I always thought that the plasma program was a win-win situation. The inmates could make money to buy stamps, envelopes and cosmetics such as deodorant, toothpaste and toothbrushes. But if the plasma was not tested properly, then that is a BIG problem, because there is a high rate of homosexuality in prison.You would think that the plasma from there would be tested more carefully.
From the Internet
Why didn't the red lights and alarms whistle loud and clear in the very beginning about the prison blood program? WHY do we have politicians like former Gov. Bill Clinton acting as ambassador for the HIV/AIDS initiative with this history of corruption that is now here to haunt him? Perhaps this unforgivable situation began before he became governor. However, once he became aware of what was happening in the Arkansas prison system it was his duty to act. The responsibility is not his alone. Former members of the Arkansas Board of Correction should be accountable for the mismanagement and exploitation of prisoners. Why wasn't this program shut down immediately once it became known beyond the walls of the Arkansas penitentiary?
A co-worker of my former husband lost a 14-year-old son to HIV as a result of receiving clotting factors needed for his treatment of hemophilia. I am a registered nurse in the state of Maryland. The thought that as a health care worker I may have unknowingly transfused a patient with contaminated blood products during my career as a result of unethical harvesting of blood, such as what occurred through the Arkansas Plasma program, sickens me. Authorities failed society by allowing this plasma program to be created, much less continue to run for years. The state of Arkansas has much to account for.

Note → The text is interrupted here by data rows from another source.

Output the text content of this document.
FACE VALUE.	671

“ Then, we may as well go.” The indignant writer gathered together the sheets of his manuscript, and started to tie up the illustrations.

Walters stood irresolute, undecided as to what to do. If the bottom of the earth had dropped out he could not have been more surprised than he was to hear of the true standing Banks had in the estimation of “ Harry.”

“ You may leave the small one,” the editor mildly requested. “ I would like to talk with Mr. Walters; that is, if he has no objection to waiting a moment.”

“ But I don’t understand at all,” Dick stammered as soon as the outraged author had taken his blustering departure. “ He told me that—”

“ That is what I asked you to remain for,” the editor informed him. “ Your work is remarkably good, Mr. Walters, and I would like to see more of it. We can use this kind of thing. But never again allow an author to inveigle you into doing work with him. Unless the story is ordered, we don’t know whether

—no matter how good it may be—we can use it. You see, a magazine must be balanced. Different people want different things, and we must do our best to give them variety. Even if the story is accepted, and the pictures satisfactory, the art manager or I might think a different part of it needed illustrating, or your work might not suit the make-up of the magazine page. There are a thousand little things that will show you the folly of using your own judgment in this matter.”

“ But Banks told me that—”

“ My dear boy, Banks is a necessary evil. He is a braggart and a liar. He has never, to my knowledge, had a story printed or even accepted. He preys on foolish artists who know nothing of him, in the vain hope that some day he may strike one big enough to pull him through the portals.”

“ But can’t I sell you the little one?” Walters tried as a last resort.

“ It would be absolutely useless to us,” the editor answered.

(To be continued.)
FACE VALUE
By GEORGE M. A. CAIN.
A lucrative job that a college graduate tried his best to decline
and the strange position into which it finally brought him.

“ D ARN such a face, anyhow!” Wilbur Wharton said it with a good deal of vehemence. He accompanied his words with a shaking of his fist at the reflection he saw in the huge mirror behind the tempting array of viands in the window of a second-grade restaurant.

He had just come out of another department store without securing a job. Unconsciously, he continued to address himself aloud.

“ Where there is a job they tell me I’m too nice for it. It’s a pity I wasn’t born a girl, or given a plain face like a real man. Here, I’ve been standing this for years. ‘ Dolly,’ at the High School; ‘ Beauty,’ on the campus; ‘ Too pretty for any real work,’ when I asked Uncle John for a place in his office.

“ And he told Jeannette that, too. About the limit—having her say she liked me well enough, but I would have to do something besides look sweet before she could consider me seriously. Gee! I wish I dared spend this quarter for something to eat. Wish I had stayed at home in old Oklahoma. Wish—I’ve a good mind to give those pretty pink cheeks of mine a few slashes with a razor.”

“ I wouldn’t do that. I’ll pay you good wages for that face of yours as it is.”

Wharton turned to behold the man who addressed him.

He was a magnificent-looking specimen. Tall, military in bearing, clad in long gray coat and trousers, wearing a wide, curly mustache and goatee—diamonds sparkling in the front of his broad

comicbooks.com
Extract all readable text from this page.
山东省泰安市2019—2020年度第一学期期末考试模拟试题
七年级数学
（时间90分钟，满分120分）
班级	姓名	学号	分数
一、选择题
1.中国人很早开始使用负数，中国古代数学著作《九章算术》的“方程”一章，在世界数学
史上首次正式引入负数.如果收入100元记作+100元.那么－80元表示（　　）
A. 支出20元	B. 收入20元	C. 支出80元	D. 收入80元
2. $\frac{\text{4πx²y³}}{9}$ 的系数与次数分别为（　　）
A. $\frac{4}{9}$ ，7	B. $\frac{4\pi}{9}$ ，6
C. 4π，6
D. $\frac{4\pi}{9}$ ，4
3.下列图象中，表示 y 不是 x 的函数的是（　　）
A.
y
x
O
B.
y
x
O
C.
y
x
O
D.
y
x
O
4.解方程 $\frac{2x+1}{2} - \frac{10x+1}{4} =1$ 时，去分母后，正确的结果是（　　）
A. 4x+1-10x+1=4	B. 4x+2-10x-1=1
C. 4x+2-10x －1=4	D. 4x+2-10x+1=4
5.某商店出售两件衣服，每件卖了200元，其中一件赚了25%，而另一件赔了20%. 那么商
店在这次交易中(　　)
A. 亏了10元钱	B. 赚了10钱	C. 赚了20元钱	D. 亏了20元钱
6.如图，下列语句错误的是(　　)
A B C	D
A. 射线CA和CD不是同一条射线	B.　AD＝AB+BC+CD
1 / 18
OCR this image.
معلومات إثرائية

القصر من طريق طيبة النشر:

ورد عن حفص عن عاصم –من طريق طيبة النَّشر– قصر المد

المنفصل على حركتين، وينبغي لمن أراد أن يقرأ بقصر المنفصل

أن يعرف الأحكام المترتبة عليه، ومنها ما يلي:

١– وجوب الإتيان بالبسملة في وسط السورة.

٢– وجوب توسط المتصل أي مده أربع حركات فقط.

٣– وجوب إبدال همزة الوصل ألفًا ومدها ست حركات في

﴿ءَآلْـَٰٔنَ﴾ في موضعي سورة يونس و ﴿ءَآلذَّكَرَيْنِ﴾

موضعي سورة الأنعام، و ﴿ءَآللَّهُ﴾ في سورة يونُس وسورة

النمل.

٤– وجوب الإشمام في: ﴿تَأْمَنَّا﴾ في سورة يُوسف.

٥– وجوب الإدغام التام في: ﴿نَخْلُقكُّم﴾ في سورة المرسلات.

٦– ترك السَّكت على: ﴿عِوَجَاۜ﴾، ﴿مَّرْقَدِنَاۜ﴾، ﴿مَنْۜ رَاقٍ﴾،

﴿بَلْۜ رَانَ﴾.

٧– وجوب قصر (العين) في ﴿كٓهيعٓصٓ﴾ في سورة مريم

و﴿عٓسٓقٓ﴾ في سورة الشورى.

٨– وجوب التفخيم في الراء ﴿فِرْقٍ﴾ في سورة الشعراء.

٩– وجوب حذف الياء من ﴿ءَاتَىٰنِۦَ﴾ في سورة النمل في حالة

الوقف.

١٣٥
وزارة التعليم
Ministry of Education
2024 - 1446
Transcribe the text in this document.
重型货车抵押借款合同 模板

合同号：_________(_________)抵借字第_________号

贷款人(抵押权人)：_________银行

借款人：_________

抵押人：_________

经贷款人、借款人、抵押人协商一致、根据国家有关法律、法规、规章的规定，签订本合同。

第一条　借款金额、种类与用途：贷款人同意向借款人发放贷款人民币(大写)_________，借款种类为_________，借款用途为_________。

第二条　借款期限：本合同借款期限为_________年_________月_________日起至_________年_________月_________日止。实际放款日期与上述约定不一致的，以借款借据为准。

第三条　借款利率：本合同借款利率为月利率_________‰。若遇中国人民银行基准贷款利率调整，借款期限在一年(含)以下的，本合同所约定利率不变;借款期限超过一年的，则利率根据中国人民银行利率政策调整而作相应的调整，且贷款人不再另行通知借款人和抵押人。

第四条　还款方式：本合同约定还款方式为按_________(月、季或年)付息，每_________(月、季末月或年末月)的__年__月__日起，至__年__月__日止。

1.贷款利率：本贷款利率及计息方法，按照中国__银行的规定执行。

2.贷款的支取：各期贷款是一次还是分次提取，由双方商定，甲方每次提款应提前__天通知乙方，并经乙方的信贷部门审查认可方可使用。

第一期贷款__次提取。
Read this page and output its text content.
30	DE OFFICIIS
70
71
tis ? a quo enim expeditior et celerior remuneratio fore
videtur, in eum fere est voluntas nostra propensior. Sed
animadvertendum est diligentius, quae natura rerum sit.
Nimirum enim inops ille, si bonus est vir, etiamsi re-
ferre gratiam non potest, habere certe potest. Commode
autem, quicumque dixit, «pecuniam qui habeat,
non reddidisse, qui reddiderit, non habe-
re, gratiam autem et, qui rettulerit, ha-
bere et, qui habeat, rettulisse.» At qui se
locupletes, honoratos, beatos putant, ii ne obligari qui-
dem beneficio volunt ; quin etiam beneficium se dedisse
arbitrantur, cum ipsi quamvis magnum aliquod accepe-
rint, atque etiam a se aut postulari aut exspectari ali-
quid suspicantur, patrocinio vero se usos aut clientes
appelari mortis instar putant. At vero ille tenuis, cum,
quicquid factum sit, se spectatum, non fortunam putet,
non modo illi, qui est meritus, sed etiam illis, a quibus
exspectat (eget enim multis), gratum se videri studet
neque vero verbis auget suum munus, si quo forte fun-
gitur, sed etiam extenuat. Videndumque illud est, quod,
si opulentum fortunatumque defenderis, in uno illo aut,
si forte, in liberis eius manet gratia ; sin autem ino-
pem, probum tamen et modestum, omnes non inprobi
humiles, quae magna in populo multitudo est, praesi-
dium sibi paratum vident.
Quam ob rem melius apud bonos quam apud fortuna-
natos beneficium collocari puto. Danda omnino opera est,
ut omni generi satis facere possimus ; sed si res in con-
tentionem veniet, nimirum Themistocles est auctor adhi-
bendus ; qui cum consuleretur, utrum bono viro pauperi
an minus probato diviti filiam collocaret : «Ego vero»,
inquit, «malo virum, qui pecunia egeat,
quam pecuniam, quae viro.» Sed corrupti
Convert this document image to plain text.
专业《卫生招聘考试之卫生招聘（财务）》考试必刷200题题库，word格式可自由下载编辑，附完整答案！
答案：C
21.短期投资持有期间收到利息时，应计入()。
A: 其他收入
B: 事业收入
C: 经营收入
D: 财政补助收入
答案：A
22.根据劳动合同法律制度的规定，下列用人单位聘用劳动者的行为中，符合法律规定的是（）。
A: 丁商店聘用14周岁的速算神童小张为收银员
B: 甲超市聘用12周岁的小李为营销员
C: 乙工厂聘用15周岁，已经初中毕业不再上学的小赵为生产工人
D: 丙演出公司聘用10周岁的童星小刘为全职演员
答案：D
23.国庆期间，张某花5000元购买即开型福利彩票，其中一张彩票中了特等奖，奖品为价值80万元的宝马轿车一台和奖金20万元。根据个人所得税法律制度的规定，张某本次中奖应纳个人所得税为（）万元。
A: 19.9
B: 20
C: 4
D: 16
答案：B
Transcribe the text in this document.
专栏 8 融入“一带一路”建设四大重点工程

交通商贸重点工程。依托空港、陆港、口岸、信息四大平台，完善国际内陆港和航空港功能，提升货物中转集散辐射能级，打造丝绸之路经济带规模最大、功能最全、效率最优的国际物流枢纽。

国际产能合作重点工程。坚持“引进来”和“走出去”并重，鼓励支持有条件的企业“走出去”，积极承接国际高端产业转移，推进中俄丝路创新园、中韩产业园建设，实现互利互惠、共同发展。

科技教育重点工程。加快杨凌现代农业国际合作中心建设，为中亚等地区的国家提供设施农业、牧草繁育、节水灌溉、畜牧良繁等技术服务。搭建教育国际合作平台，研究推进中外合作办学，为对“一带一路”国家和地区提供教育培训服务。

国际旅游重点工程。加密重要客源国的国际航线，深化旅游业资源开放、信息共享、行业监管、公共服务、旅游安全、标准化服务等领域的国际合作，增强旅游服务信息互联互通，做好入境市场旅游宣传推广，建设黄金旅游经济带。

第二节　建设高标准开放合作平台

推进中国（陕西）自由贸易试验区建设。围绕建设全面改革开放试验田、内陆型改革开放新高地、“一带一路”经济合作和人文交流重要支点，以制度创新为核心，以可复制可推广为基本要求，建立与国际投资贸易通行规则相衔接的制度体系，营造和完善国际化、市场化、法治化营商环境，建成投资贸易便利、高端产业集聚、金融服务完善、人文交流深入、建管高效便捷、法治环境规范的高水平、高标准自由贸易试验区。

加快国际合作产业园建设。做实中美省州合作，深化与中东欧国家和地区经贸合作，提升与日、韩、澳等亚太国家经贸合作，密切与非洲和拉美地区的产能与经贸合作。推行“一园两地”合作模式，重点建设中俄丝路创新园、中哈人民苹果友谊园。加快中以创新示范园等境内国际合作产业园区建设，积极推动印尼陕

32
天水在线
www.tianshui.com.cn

I have always been a fan of the police but they have let my family down on two occasions lately. My husband and I are senior citizens and were a victim of identity theft. When I called the police department to report it they blew me off. I was informed that there is very little they can do and they recommended that I try to resolve it on my own. After 7 years of fighting collection agencies we were finally sued, which was a total relief because the collection agency had to produce proof and of course there was none.
Now, my little grandchild's four-wheeler was stolen. The police recovered it but my son has to pay $140 to get it back. He has proof of ownership, he reported it immediately. Why should he be charged when the police were simply doing their job?
I made the mistake today of picking up the Aug. 16 Arkansas Times and thinking it was a newspaper. After reading the line “despite losing 110 pounds he still looks soft and pasty” written by Ernest Dumas about Mike Huckabee, I realize that this is just a teen blog in print.
This is not exactly light summer reading, but anyone wanting insight into what has happened at the top levels of government the past six years should read “The Time of Illusion” by Jonathan Schell. On page after page, it is incredibly easy to simply substitute Bush for Nixon and Iraq for Vietnam to paint a picture of things as they are today. Tom Tomorrow's recent cartoon on the parallels between then and now also drives the point home forcefully, with the insight from Schell's book that Nixon's assault on the media, coupled with Reagan's gutting of the Fairness Doctrine, made possible the current news climate as described in that cartoon's last panel.
The people who are now nominally in charge of our government (not “running” it, for they have proven incredibly inept at doing that) are pursuing the same Nixonian strategies and tactics, sometimes with the same people or allies (e.g. Pat Buchanan, Henry Kissinger), and with virtually identical effects. The main difference is that if Bush and Cheney are impeached, there is no Gerald Ford in the wings to begin the healing — Pelosi's accession would probably exacerbate the division.
History here repeats itself; the first time as tragedy, the second time not as farce, but — more tragedy.